Ending Child Slavery with the “S” in ESG

The Global Child Slavery Situation

There are millions of children trapped in modern slavery around the world. Many work within the supply chains of major multinational corporations that produce agriculture products, clothing, modern technology and other consumer items. The list of actual items is diverse, and as noted by a 2020 US Department of Labor report, it ranges from carpets, cotton, cocoa and coffee to electronics, fireworks, garments and gold.

These enslaved children endure deplorable conditions with staggering consequences. Child forced labor routinely results in extreme bodily and mental harm, often leading to sexual exploitation and even death. And in nearly every case, children are denied access to schooling and health care, restricting their fundamental rights and threatening their futures.

As long as companies prioritize their short-term financial gains over all other considerations, this important human rights issue will continue unabated. Corporations have largely failed to address the problem of child slavery, either by claiming it is too difficult to monitor their suppliers or through general disinterest.

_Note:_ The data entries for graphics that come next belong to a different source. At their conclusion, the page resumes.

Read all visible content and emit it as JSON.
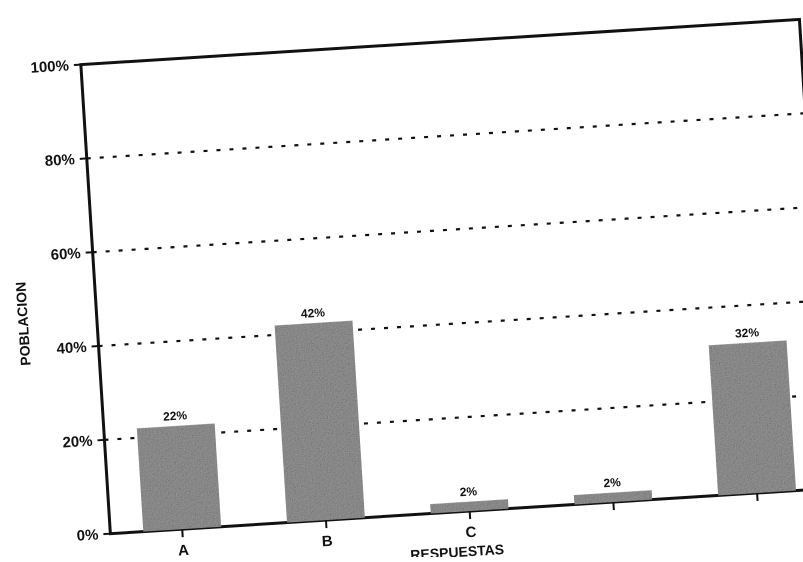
{
  "chart_data": {
    "type": "bar",
    "categories": [
      "A",
      "B",
      "C",
      "",
      ""
    ],
    "values": [
      22,
      42,
      2,
      2,
      32
    ],
    "data_labels": [
      "22%",
      "42%",
      "2%",
      "2%",
      "32%"
    ],
    "ylabel": "POBLACION",
    "xlabel": "RESPUESTAS",
    "ylim": [
      0,
      100
    ],
    "y_ticks": [
      {
        "value": 0,
        "label": "0%"
      },
      {
        "value": 20,
        "label": "20%"
      },
      {
        "value": 40,
        "label": "40%"
      },
      {
        "value": 60,
        "label": "60%"
      },
      {
        "value": 80,
        "label": "80%"
      },
      {
        "value": 100,
        "label": "100%"
      }
    ],
    "grid": "dotted horizontal at 20, 40, 60, 80",
    "bar_color": "#9a9a9a"
  }
}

Despite numerous promises to the contrary, the voluntary nature of most of these corporate pledges have perpetuated the use of child forced labor in certain companies’ supply chains.

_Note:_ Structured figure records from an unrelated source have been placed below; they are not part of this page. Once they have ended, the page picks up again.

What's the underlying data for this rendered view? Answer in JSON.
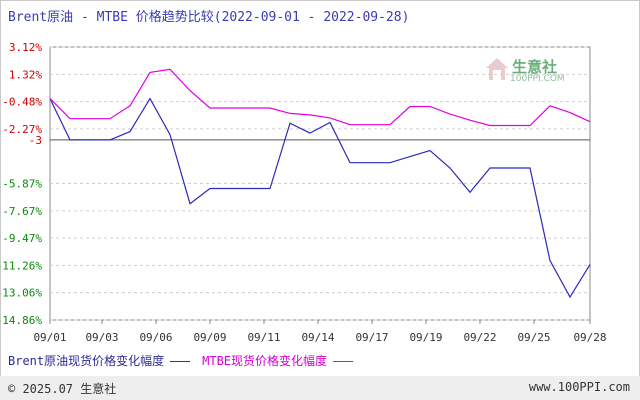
{
  "title": "Brent原油 - MTBE 价格趋势比较(2022-09-01 - 2022-09-28)",
  "watermark": {
    "name": "生意社",
    "url": "100PPI.COM"
  },
  "legend": {
    "series1": "Brent原油现货价格变化幅度",
    "series2": "MTBE现货价格变化幅度"
  },
  "footer": {
    "copyright": "© 2025.07 生意社",
    "site": "www.100PPI.com"
  },
  "chart_data": {
    "type": "line",
    "title": "Brent原油 - MTBE 价格趋势比较(2022-09-01 - 2022-09-28)",
    "ylim": [
      -14.86,
      3.12
    ],
    "y_ticks": [
      "3.12%",
      "1.32%",
      "-0.48%",
      "-2.27%",
      "-3",
      "-5.87%",
      "-7.67%",
      "-9.47%",
      "-11.26%",
      "-13.06%",
      "-14.86%"
    ],
    "y_tick_values": [
      3.12,
      1.32,
      -0.48,
      -2.27,
      -3,
      -5.87,
      -7.67,
      -9.47,
      -11.26,
      -13.06,
      -14.86
    ],
    "x_ticks": [
      "09/01",
      "09/03",
      "09/06",
      "09/09",
      "09/11",
      "09/14",
      "09/17",
      "09/19",
      "09/22",
      "09/25",
      "09/28"
    ],
    "x_tick_days": [
      1,
      3.6,
      6.3,
      9,
      11.7,
      14.4,
      17.1,
      19.8,
      22.5,
      25.2,
      28
    ],
    "series": [
      {
        "name": "Brent原油现货价格变化幅度",
        "color": "#2b2bb8",
        "x": [
          1,
          2,
          3,
          4,
          5,
          6,
          7,
          8,
          9,
          10,
          11,
          12,
          13,
          14,
          15,
          16,
          17,
          18,
          19,
          20,
          21,
          22,
          23,
          24,
          25,
          26,
          27,
          28
        ],
        "values": [
          -0.28,
          -3.0,
          -3.0,
          -3.0,
          -2.45,
          -0.28,
          -2.65,
          -7.2,
          -6.2,
          -6.2,
          -6.2,
          -6.2,
          -1.9,
          -2.55,
          -1.85,
          -4.5,
          -4.5,
          -4.5,
          -4.1,
          -3.7,
          -4.85,
          -6.45,
          -4.85,
          -4.85,
          -4.85,
          -10.95,
          -13.35,
          -11.2
        ]
      },
      {
        "name": "MTBE现货价格变化幅度",
        "color": "#e000e0",
        "x": [
          1,
          2,
          3,
          4,
          5,
          6,
          7,
          8,
          9,
          10,
          11,
          12,
          13,
          14,
          15,
          16,
          17,
          18,
          19,
          20,
          21,
          22,
          23,
          24,
          25,
          26,
          27,
          28
        ],
        "values": [
          -0.28,
          -1.6,
          -1.6,
          -1.6,
          -0.75,
          1.45,
          1.65,
          0.25,
          -0.9,
          -0.9,
          -0.9,
          -0.9,
          -1.25,
          -1.35,
          -1.55,
          -2.0,
          -2.0,
          -2.0,
          -0.8,
          -0.8,
          -1.3,
          -1.7,
          -2.05,
          -2.05,
          -2.05,
          -0.75,
          -1.2,
          -1.8
        ]
      }
    ],
    "grid": "horizontal dashed",
    "legend_position": "bottom-left"
  }
}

The rise of socially responsible investing and ESG

The growth of socially responsible investing (SRI) and ESG scoring metrics have changed the landscape surrounding this issue. 

The major ESG rating agencies (MSCI, Sustainalytics, S&P Global, Refinitiv, Bloomberg, FTSE Russell, ISS, Moodys and others), all incorporate sustainability within their ESG scoring matrixes. Since eliminating forced child labor is one of the UN’s Sustainable Development Goals (SDG), a rating agency that gives a high score to a company that utilizes forced child labor anywhere within their supply chain risks becoming irrelevant. 

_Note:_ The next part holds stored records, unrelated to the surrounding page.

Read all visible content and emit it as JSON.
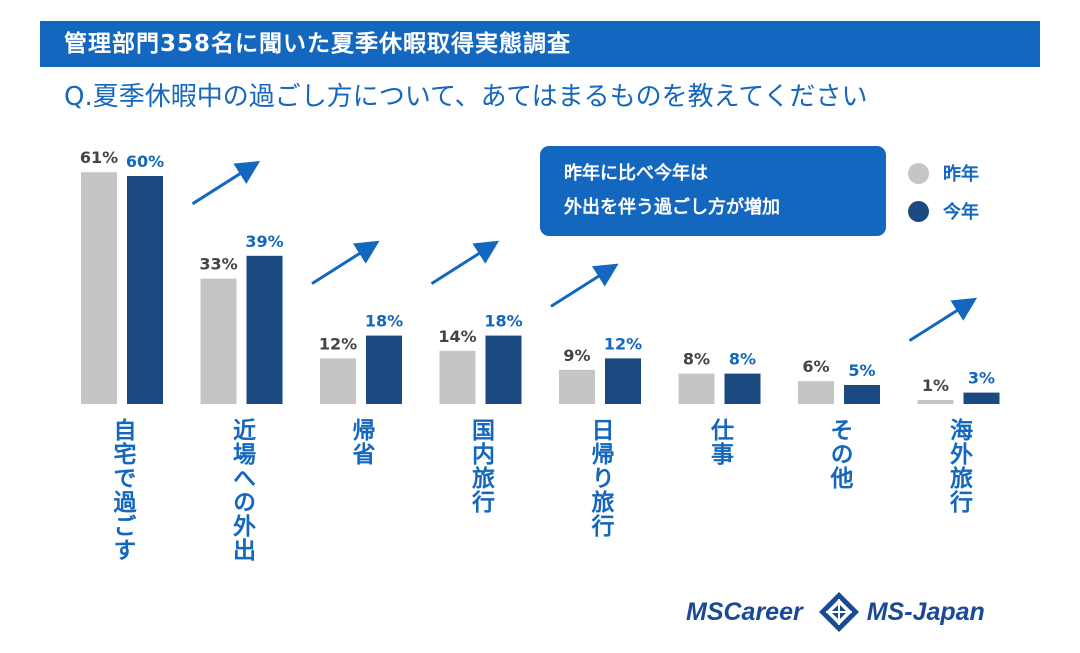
{
  "header": {
    "title": "管理部門358名に聞いた夏季休暇取得実態調査"
  },
  "question": "Q.夏季休暇中の過ごし方について、あてはまるものを教えてください",
  "callout": {
    "line1": "昨年に比べ今年は",
    "line2": "外出を伴う過ごし方が増加"
  },
  "colors": {
    "previous": "#c5c5c5",
    "current": "#1b4a80",
    "accent": "#1467be"
  },
  "chart_data": {
    "type": "bar",
    "title": "Q.夏季休暇中の過ごし方について、あてはまるものを教えてください",
    "categories": [
      "自宅で過ごす",
      "近場への外出",
      "帰省",
      "国内旅行",
      "日帰り旅行",
      "仕事",
      "その他",
      "海外旅行"
    ],
    "series": [
      {
        "name": "昨年",
        "values": [
          61,
          33,
          12,
          14,
          9,
          8,
          6,
          1
        ],
        "labels": [
          "61%",
          "33%",
          "12%",
          "14%",
          "9%",
          "8%",
          "6%",
          "1%"
        ]
      },
      {
        "name": "今年",
        "values": [
          60,
          39,
          18,
          18,
          12,
          8,
          5,
          3
        ],
        "labels": [
          "60%",
          "39%",
          "18%",
          "18%",
          "12%",
          "8%",
          "5%",
          "3%"
        ]
      }
    ],
    "unit": "%",
    "increase_arrows": [
      "近場への外出",
      "帰省",
      "国内旅行",
      "日帰り旅行",
      "海外旅行"
    ],
    "legend_position": "top-right",
    "grid": false
  },
  "logos": {
    "brand1": "MSCareer",
    "brand2": "MS-Japan"
  }
}
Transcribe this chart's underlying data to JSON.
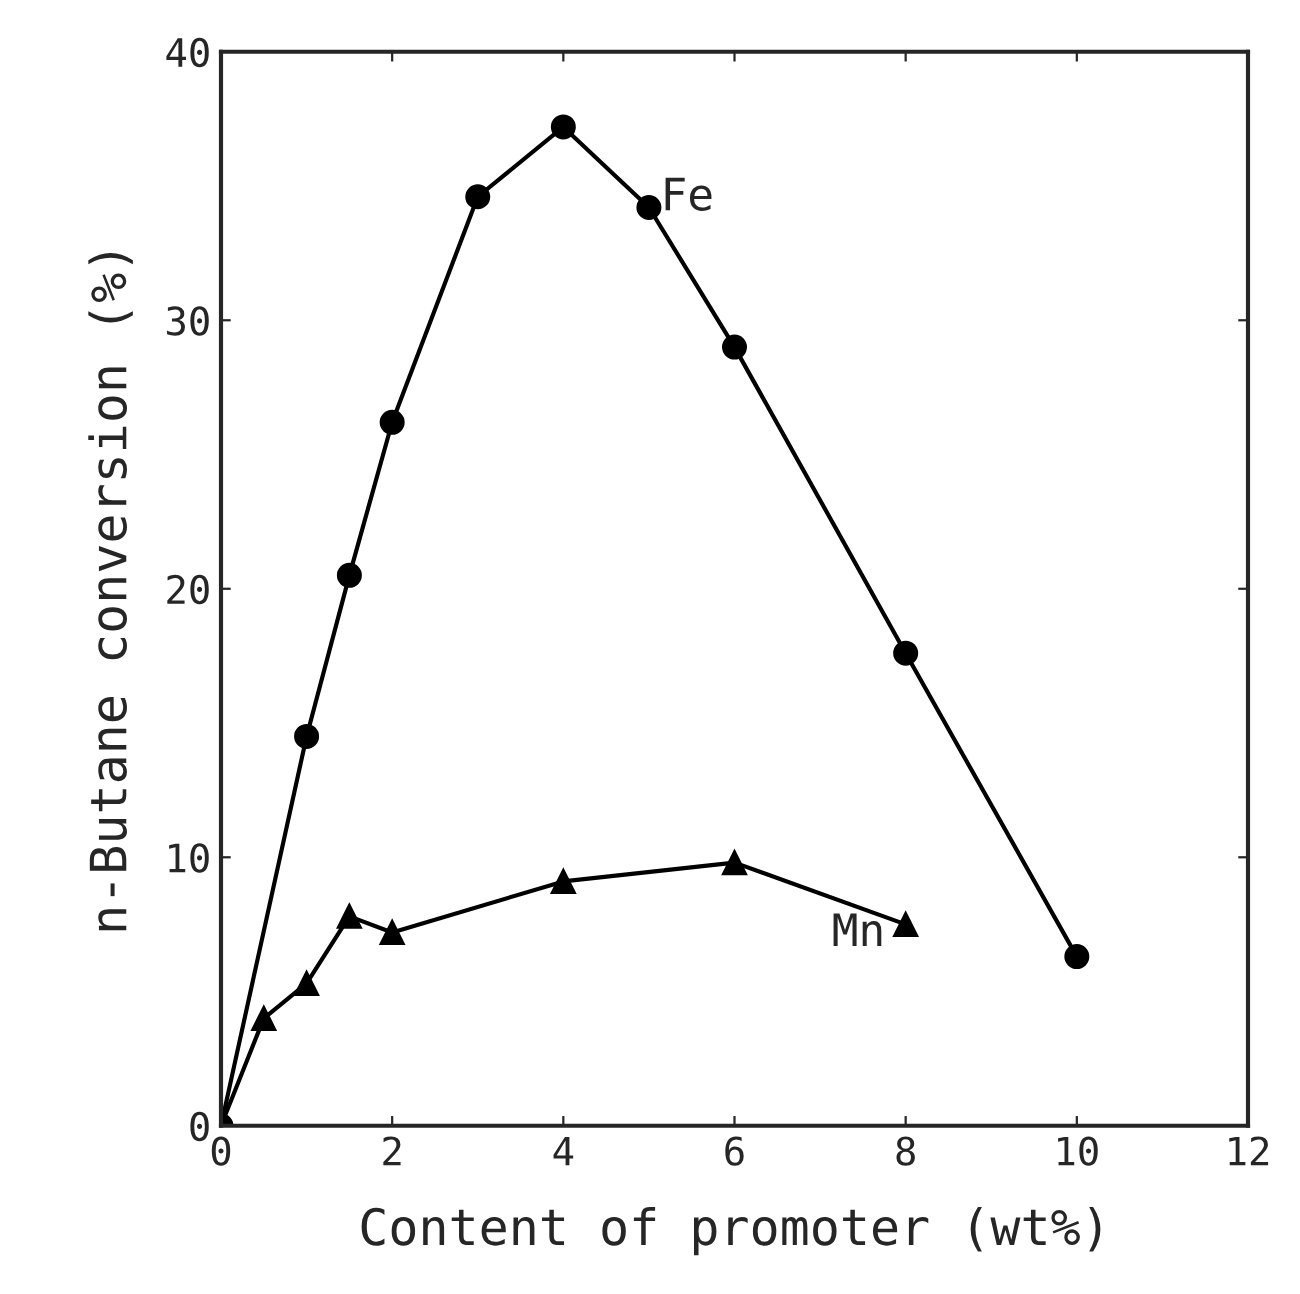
{
  "chart_data": {
    "type": "line",
    "xlabel": "Content of promoter (wt%)",
    "ylabel": "n-Butane conversion (%)",
    "xlim": [
      0,
      12
    ],
    "xticks": [
      0,
      2,
      4,
      6,
      8,
      10,
      12
    ],
    "ylim": [
      0,
      40
    ],
    "yticks": [
      0,
      10,
      20,
      30,
      40
    ],
    "grid": false,
    "legend": false,
    "series": [
      {
        "name": "Fe",
        "color": "#000000",
        "marker": "circle",
        "x": [
          0,
          1,
          1.5,
          2,
          3,
          4,
          5,
          6,
          8,
          10
        ],
        "values": [
          0,
          14.5,
          20.5,
          26.2,
          34.6,
          37.2,
          34.2,
          29.0,
          17.6,
          6.3
        ]
      },
      {
        "name": "Mn",
        "color": "#000000",
        "marker": "triangle",
        "x": [
          0,
          0.5,
          1,
          1.5,
          2,
          4,
          6,
          8
        ],
        "values": [
          0,
          4.0,
          5.3,
          7.8,
          7.2,
          9.1,
          9.8,
          7.5
        ]
      }
    ]
  }
}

Companies with good ESG scores are perceived to better anticipate future risks and opportunities, with superior long-term strategic thinking and value creation. Receiving a poor ESG score has a cascade of negative impacts upon a company’s financial health including exclusion from investment portfolios and falling stock price. Expenses increase as the costs of risk management rise and the negative effects upon their public image can reduce their market share and revenue. 

With blockchain and distributed ledger technology, companies now have a safe and transparent tool to effectively evaluate and monitor their supply chains to assure ethical sourcing. And studies have documented that implementing a progressive child labor supply chain policy has an overall positive effect on revenue. There is no longer any excuse for forced child labor to be a part of any company’s supply chain. And the ESG rating services will penalize any company that permits that practice to continue.

It is clear that company’s can no longer afford to ignore the use of forced child labor within their supply chains. It is not only bad for the children. It’s also bad for business.